Andiamo a ritroso nel tempo per ricostruire i contorni di quella che possiamo definire una sceneggiata – senza tema di smentita – di Mirko Cantello. Ad ottobre scorso si consuma lo strappo con la Lega tant’è che il consigliere comunale, Mirko Cantello, annuncia la sua migrazione al gruppo misto. Alla base screzi con il leader siciliano della Lega, Nino Germanà.
Cantello nel 2022 era vicino a De Luca ed è stato candidato con la Lega per avere un seggio certo a Palazzo Zanca. Erano i tempi delle serenate, dello strappo all’interno del centrodestra che condusse all’accordo della Lega con il gruppo-De Luca.
All’indomani dell’elezione Mirko Cantello ha iniziato a rivendicare un posto di sottogoverno per il fratello, ma non è mai arrivata la poltrona per ragioni di incompatibilità essendo un appartente alle forze dell’ordine. Il malumore era palpabile, al punto che Cantello ha rotto con De Luca, non prima di avere ottenuto l’elezione a vice presidente del Consiglio comunale. Nel frattempo Germanà ha trovato per Ivano Cantello un posto nelle giunta di Giardini Naxos, nominandolo assessore al Bilancio. Incarico ricoperto fino allo scorso dicembre, dopo che è stata dichiarata la decadenza del sindaco.

Ad inizio febbraio, Nino Germanà, visto l’atteggiamento di Cantello l’ha espulso dal partito e di fatto non è stato più parte integrante della coalizione di centrodestra. Nel frattempo è iniziata la “campagna acquisti” di Cateno De Luca e pare che, nonostante il tradimento politico, i due abbiano trovato un’intesa. Ovviamente, si tratta di un seggio a Palazzo Zanca con una candidatura in una delle dieci liste, e soprattutto una successiva ipotesi in caso di elezioni di nomina per il fratello Ivano da qualche parte.
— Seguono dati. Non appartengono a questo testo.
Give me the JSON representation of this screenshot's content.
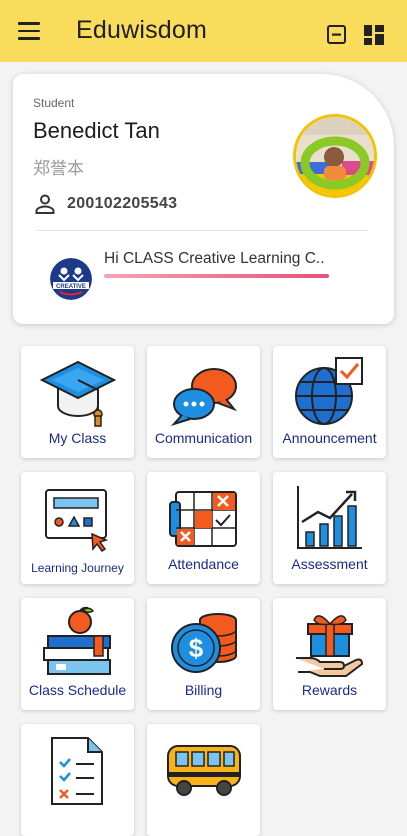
{
  "app": {
    "title": "Eduwisdom"
  },
  "header": {
    "menu_icon": "hamburger-menu-icon",
    "actions": [
      "minimize-square-icon",
      "dashboard-grid-icon"
    ]
  },
  "student": {
    "role": "Student",
    "name": "Benedict Tan",
    "chinese_name": "郑誉本",
    "id": "200102205543",
    "school": "Hi CLASS Creative Learning C..",
    "school_logo_text": "CREATIVE"
  },
  "menu": [
    {
      "label": "My Class",
      "icon": "graduation-cap-icon"
    },
    {
      "label": "Communication",
      "icon": "chat-bubbles-icon"
    },
    {
      "label": "Announcement",
      "icon": "globe-checkbox-icon"
    },
    {
      "label": "Learning Journey",
      "icon": "learning-board-icon"
    },
    {
      "label": "Attendance",
      "icon": "attendance-calendar-icon"
    },
    {
      "label": "Assessment",
      "icon": "growth-chart-icon"
    },
    {
      "label": "Class Schedule",
      "icon": "books-apple-icon"
    },
    {
      "label": "Billing",
      "icon": "coins-dollar-icon"
    },
    {
      "label": "Rewards",
      "icon": "gift-hand-icon"
    },
    {
      "label": "",
      "icon": "checklist-document-icon"
    },
    {
      "label": "",
      "icon": "school-bus-icon"
    }
  ],
  "colors": {
    "appbar": "#f9dc5c",
    "tile_label": "#1a2a8c",
    "avatar_ring": "#f5c200"
  }
}
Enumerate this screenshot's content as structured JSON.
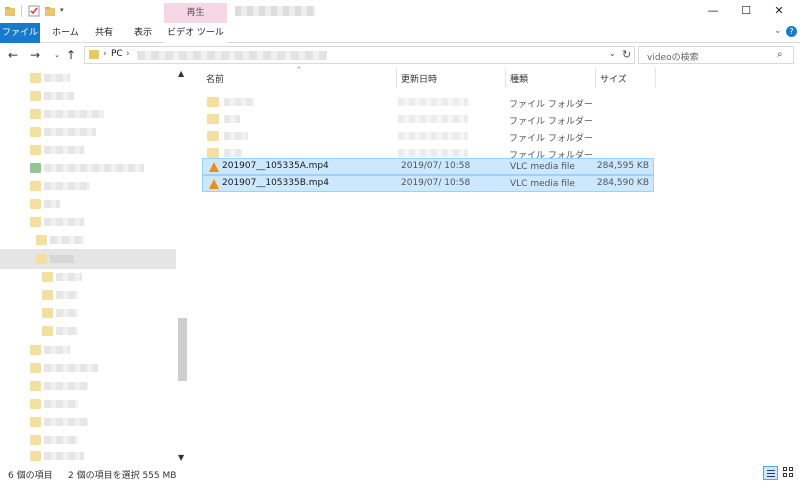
{
  "titlebar": {
    "context_tab_title": "再生",
    "window_controls": [
      "minimize-icon",
      "maximize-icon",
      "close-icon"
    ]
  },
  "ribbon": {
    "tabs": [
      {
        "label": "ファイル"
      },
      {
        "label": "ホーム"
      },
      {
        "label": "共有"
      },
      {
        "label": "表示"
      },
      {
        "label": "ビデオ ツール"
      }
    ],
    "accent": "#1979ca",
    "context_color": "#f7d6e6"
  },
  "address": {
    "pc_label": "PC",
    "search_placeholder": "videoの検索"
  },
  "columns": {
    "name": "名前",
    "date": "更新日時",
    "type": "種類",
    "size": "サイズ"
  },
  "files": {
    "folders": [
      {
        "type": "ファイル フォルダー"
      },
      {
        "type": "ファイル フォルダー"
      },
      {
        "type": "ファイル フォルダー"
      },
      {
        "type": "ファイル フォルダー"
      }
    ],
    "videos": [
      {
        "name": "201907__105335A.mp4",
        "date": "2019/07/ 10:58",
        "type": "VLC media file",
        "size": "284,595 KB"
      },
      {
        "name": "201907__105335B.mp4",
        "date": "2019/07/ 10:58",
        "type": "VLC media file",
        "size": "284,590 KB"
      }
    ],
    "selection_color": "#cce8ff"
  },
  "status": {
    "item_count": "6 個の項目",
    "selection": "2 個の項目を選択  555 MB"
  }
}
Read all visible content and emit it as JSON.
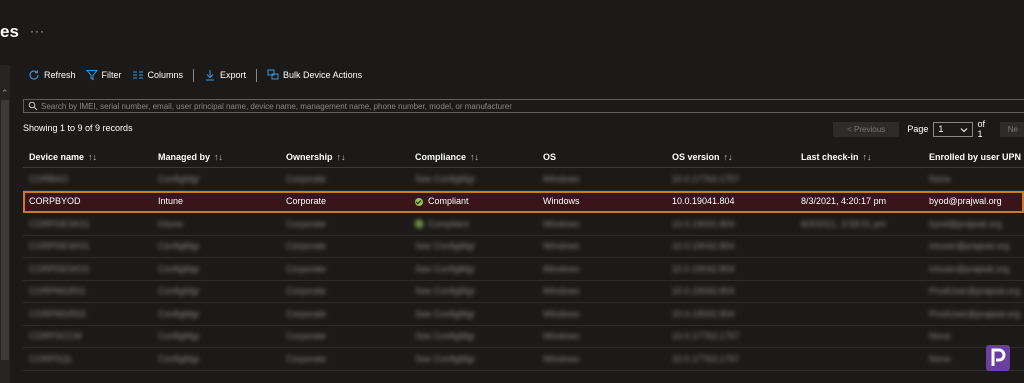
{
  "header": {
    "title": "es",
    "more": "···"
  },
  "toolbar": {
    "refresh": "Refresh",
    "filter": "Filter",
    "columns": "Columns",
    "export": "Export",
    "bulk": "Bulk Device Actions"
  },
  "search": {
    "placeholder": "Search by IMEI, serial number, email, user principal name, device name, management name, phone number, model, or manufacturer",
    "value": ""
  },
  "records": "Showing 1 to 9 of 9 records",
  "pager": {
    "previous": "< Previous",
    "page_label": "Page",
    "page_value": "1",
    "of_label": "of 1",
    "next": "Ne"
  },
  "columns": [
    {
      "label": "Device name",
      "sort": "↑↓"
    },
    {
      "label": "Managed by",
      "sort": "↑↓"
    },
    {
      "label": "Ownership",
      "sort": "↑↓"
    },
    {
      "label": "Compliance",
      "sort": "↑↓"
    },
    {
      "label": "OS",
      "sort": ""
    },
    {
      "label": "OS version",
      "sort": "↑↓"
    },
    {
      "label": "Last check-in",
      "sort": "↑↓"
    },
    {
      "label": "Enrolled by user UPN",
      "sort": "↑"
    }
  ],
  "rows": [
    {
      "blur": true,
      "selected": false,
      "cells": [
        "CORBAO",
        "ConfigMgr",
        "Corporate",
        "See ConfigMgr",
        "Windows",
        "10.0.17763.1757",
        "",
        "None"
      ],
      "compliant": false
    },
    {
      "blur": false,
      "selected": true,
      "cells": [
        "CORPBYOD",
        "Intune",
        "Corporate",
        "Compliant",
        "Windows",
        "10.0.19041.804",
        "8/3/2021, 4:20:17 pm",
        "byod@prajwal.org"
      ],
      "compliant": true
    },
    {
      "blur": true,
      "selected": false,
      "cells": [
        "CORPDESK01",
        "Intune",
        "Corporate",
        "Compliant",
        "Windows",
        "10.0.19041.804",
        "8/3/2021, 3:58:51 pm",
        "byod@prajwal.org"
      ],
      "compliant": true
    },
    {
      "blur": true,
      "selected": false,
      "cells": [
        "CORPDESK01",
        "ConfigMgr",
        "Corporate",
        "See ConfigMgr",
        "Windows",
        "10.0.19042.804",
        "",
        "intuser@prajwal.org"
      ],
      "compliant": false
    },
    {
      "blur": true,
      "selected": false,
      "cells": [
        "CORPDESK02",
        "ConfigMgr",
        "Corporate",
        "See ConfigMgr",
        "Windows",
        "10.0.19042.804",
        "",
        "intuser@prajwal.org"
      ],
      "compliant": false
    },
    {
      "blur": true,
      "selected": false,
      "cells": [
        "CORPMGR01",
        "ConfigMgr",
        "Corporate",
        "See ConfigMgr",
        "Windows",
        "10.0.19042.804",
        "",
        "ProdUser@prajwal.org"
      ],
      "compliant": false
    },
    {
      "blur": true,
      "selected": false,
      "cells": [
        "CORPMGR02",
        "ConfigMgr",
        "Corporate",
        "See ConfigMgr",
        "Windows",
        "10.0.19042.804",
        "",
        "ProdUser@prajwal.org"
      ],
      "compliant": false
    },
    {
      "blur": true,
      "selected": false,
      "cells": [
        "CORPSCCM",
        "ConfigMgr",
        "Corporate",
        "See ConfigMgr",
        "Windows",
        "10.0.17763.1757",
        "",
        "None"
      ],
      "compliant": false
    },
    {
      "blur": true,
      "selected": false,
      "cells": [
        "CORPSQL",
        "ConfigMgr",
        "Corporate",
        "See ConfigMgr",
        "Windows",
        "10.0.17763.1757",
        "",
        "None"
      ],
      "compliant": false
    }
  ],
  "colors": {
    "accent": "#3a96dd",
    "compliant": "#92c353",
    "selected_border": "#c97b2a",
    "logo": "#6b3fa0"
  }
}
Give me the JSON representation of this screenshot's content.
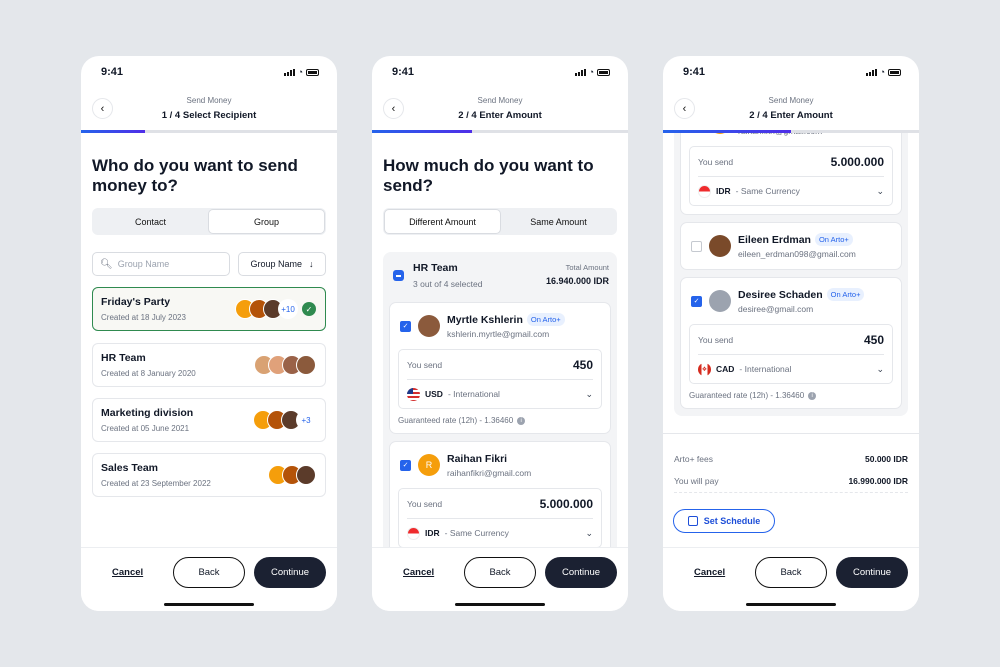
{
  "status_time": "9:41",
  "header_sub": "Send Money",
  "colors": {
    "accent": "#2563eb",
    "selected_border": "#2f8a4f",
    "primary_button": "#1b2132",
    "background": "#e4e7eb"
  },
  "screens": [
    {
      "title": "1 / 4 Select Recipient",
      "progress": 0.25,
      "heading": "Who do you want to send money to?",
      "tabs": [
        "Contact",
        "Group"
      ],
      "active_tab": "Group",
      "search_placeholder": "Group Name",
      "sort_label": "Group Name",
      "groups": [
        {
          "name": "Friday's Party",
          "created": "Created at 18 July 2023",
          "extra": "+10",
          "selected": true
        },
        {
          "name": "HR Team",
          "created": "Created at 8 January 2020",
          "extra": "",
          "selected": false
        },
        {
          "name": "Marketing division",
          "created": "Created at 05 June  2021",
          "extra": "+3",
          "selected": false
        },
        {
          "name": "Sales Team",
          "created": "Created at 23 September 2022",
          "extra": "",
          "selected": false
        }
      ]
    },
    {
      "title": "2 / 4 Enter Amount",
      "progress": 0.39,
      "heading": "How much do you want to send?",
      "tabs": [
        "Different Amount",
        "Same Amount"
      ],
      "active_tab": "Different Amount",
      "group": {
        "name": "HR Team",
        "selected": "3 out of 4 selected",
        "total_label": "Total Amount",
        "total": "16.940.000 IDR"
      }
    },
    {
      "title": "2 / 4 Enter Amount",
      "progress": 0.5
    }
  ],
  "members": [
    {
      "name": "Myrtle Kshlerin",
      "badge": "On Arto+",
      "email": "kshlerin.myrtle@gmail.com",
      "checked": true,
      "send_label": "You send",
      "amount": "450",
      "currency": "USD",
      "currency_type": "- International",
      "rate": "Guaranteed rate (12h) - 1.36460"
    },
    {
      "name": "Raihan Fikri",
      "initial": "R",
      "email": "raihanfikri@gmail.com",
      "checked": true,
      "send_label": "You send",
      "amount": "5.000.000",
      "currency": "IDR",
      "currency_type": "- Same Currency"
    },
    {
      "name": "Eileen Erdman",
      "badge": "On Arto+",
      "email": "eileen_erdman098@gmail.com",
      "checked": false
    },
    {
      "name": "Desiree Schaden",
      "badge": "On Arto+",
      "email": "desiree@gmail.com",
      "checked": true,
      "send_label": "You send",
      "amount": "450",
      "currency": "CAD",
      "currency_type": "- International",
      "rate": "Guaranteed rate (12h) - 1.36460"
    }
  ],
  "summary": {
    "fees_label": "Arto+ fees",
    "fees": "50.000 IDR",
    "pay_label": "You will pay",
    "pay": "16.990.000 IDR",
    "schedule": "Set Schedule"
  },
  "footer": {
    "cancel": "Cancel",
    "back": "Back",
    "continue": "Continue"
  }
}
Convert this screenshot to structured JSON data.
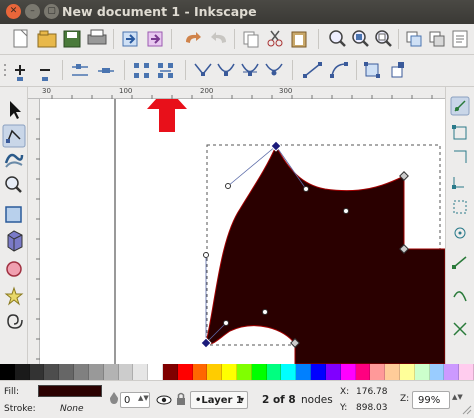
{
  "window": {
    "title": "New document 1 - Inkscape",
    "close_glyph": "✕",
    "minimize_glyph": "–",
    "maximize_glyph": "▢"
  },
  "ruler": {
    "ticks": [
      "30",
      "100",
      "200",
      "300"
    ]
  },
  "statusbar": {
    "fill_label": "Fill:",
    "stroke_label": "Stroke:",
    "stroke_value": "None",
    "fill_color": "#2a0000",
    "opacity_value": "0",
    "layer_name": "•Layer 1",
    "node_count": "2 of 8",
    "node_suffix": "nodes",
    "x_label": "X:",
    "x_value": "176.78",
    "y_label": "Y:",
    "y_value": "898.03",
    "zoom_label": "Z:",
    "zoom_value": "99%"
  },
  "colors": {
    "shape_fill": "#2a0000",
    "shape_stroke": "#a00000",
    "annotation_arrow": "#e8101a",
    "selected_node": "#1a1a7a",
    "handle_line": "#5a6aa8"
  },
  "palette": [
    "#000000",
    "#1a1a1a",
    "#333333",
    "#4d4d4d",
    "#666666",
    "#808080",
    "#999999",
    "#b3b3b3",
    "#cccccc",
    "#e6e6e6",
    "#ffffff",
    "#800000",
    "#ff0000",
    "#ff6600",
    "#ffcc00",
    "#ffff00",
    "#80ff00",
    "#00ff00",
    "#00ff80",
    "#00ffff",
    "#0080ff",
    "#0000ff",
    "#8000ff",
    "#ff00ff",
    "#ff0080",
    "#ff9999",
    "#ffcc99",
    "#ffff99",
    "#ccffcc",
    "#99ccff",
    "#cc99ff",
    "#ffccee"
  ]
}
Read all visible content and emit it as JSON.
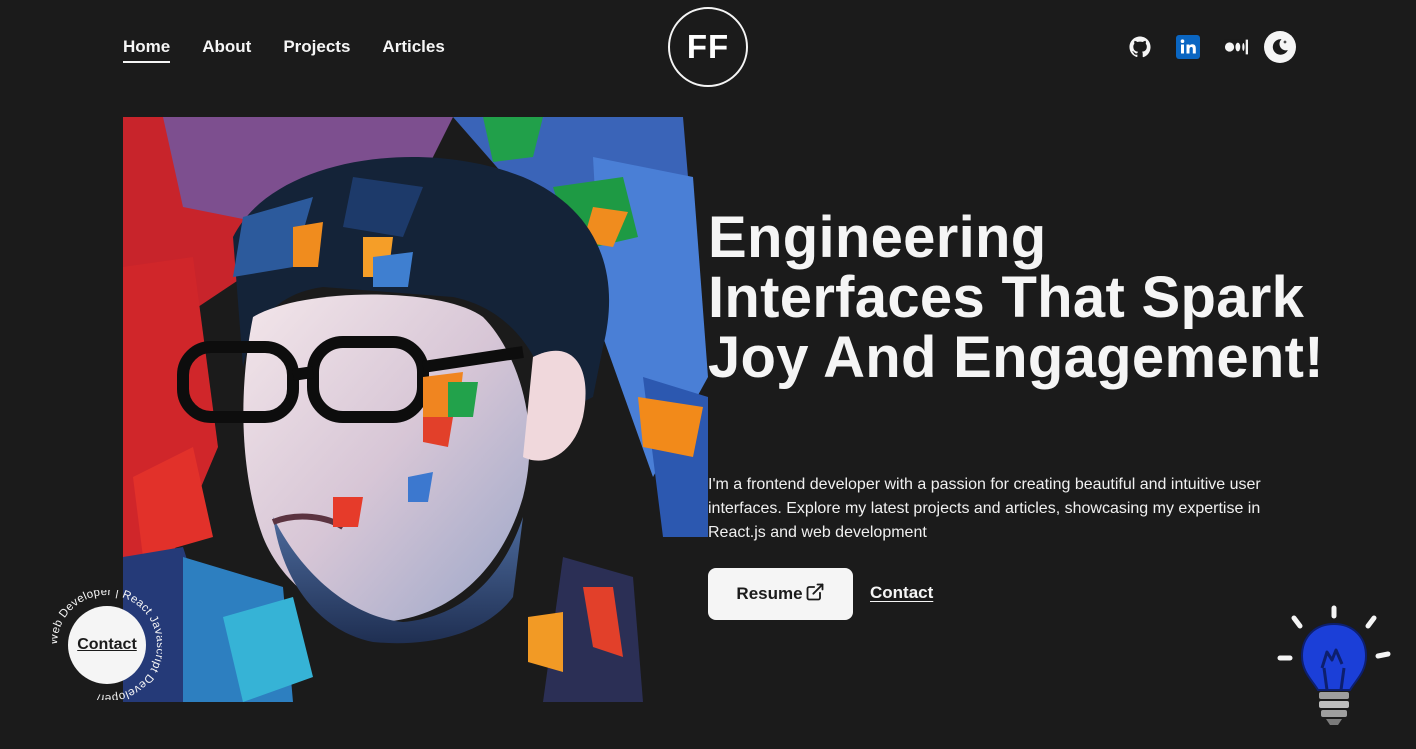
{
  "nav": {
    "items": [
      {
        "label": "Home",
        "active": true
      },
      {
        "label": "About"
      },
      {
        "label": "Projects"
      },
      {
        "label": "Articles"
      }
    ]
  },
  "logo": {
    "text": "FF"
  },
  "social": {
    "icons": [
      "github-icon",
      "linkedin-icon",
      "medium-icon",
      "moon-icon"
    ]
  },
  "hero": {
    "headline": "Engineering Interfaces That Spark Joy And Engagement!",
    "intro": "I'm a frontend developer with a passion for creating beautiful and intuitive user interfaces. Explore my latest projects and articles, showcasing my expertise in React.js and web development",
    "resume_label": "Resume",
    "contact_label": "Contact"
  },
  "badge": {
    "label": "Contact",
    "ring_text": "Web Developer | React Javascript Developer/ "
  },
  "colors": {
    "background": "#1b1b1b",
    "foreground": "#f5f5f5",
    "linkedin": "#0a66c2",
    "bulb": "#1b3fd8"
  }
}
E arriviamo a domenica quando Mirko Cantello dirama un comunicato stampa in cui – benché sia stato espulso dalla Lega – manifesta la sua contrarietà alla scelta del candidato sindaco Marcello Scurria dice che non accetta diktat ma allo stesso tempo ne fa uno: “Entro martedì il centrodestra deve ritirare la candidatura di Scurria”.
Siamo a mercoledì e non solo la candidatura non è stata ritirata, ma Cantello è scomparso dai radar. A ricordare la sua esistenza ci pensa Cateno De Luca nelle sue dirette Social, il quale pone la questione di uno possibile ritorno, dopo averlo pesantemente insultato, rimettendo ogni decisione al candidato sindaco Federico Basile.
Il finale di questa “sceneggiata” non riserverà nulla di rilevante: Cantello sarà candidato con le liste a sostegno di Basile.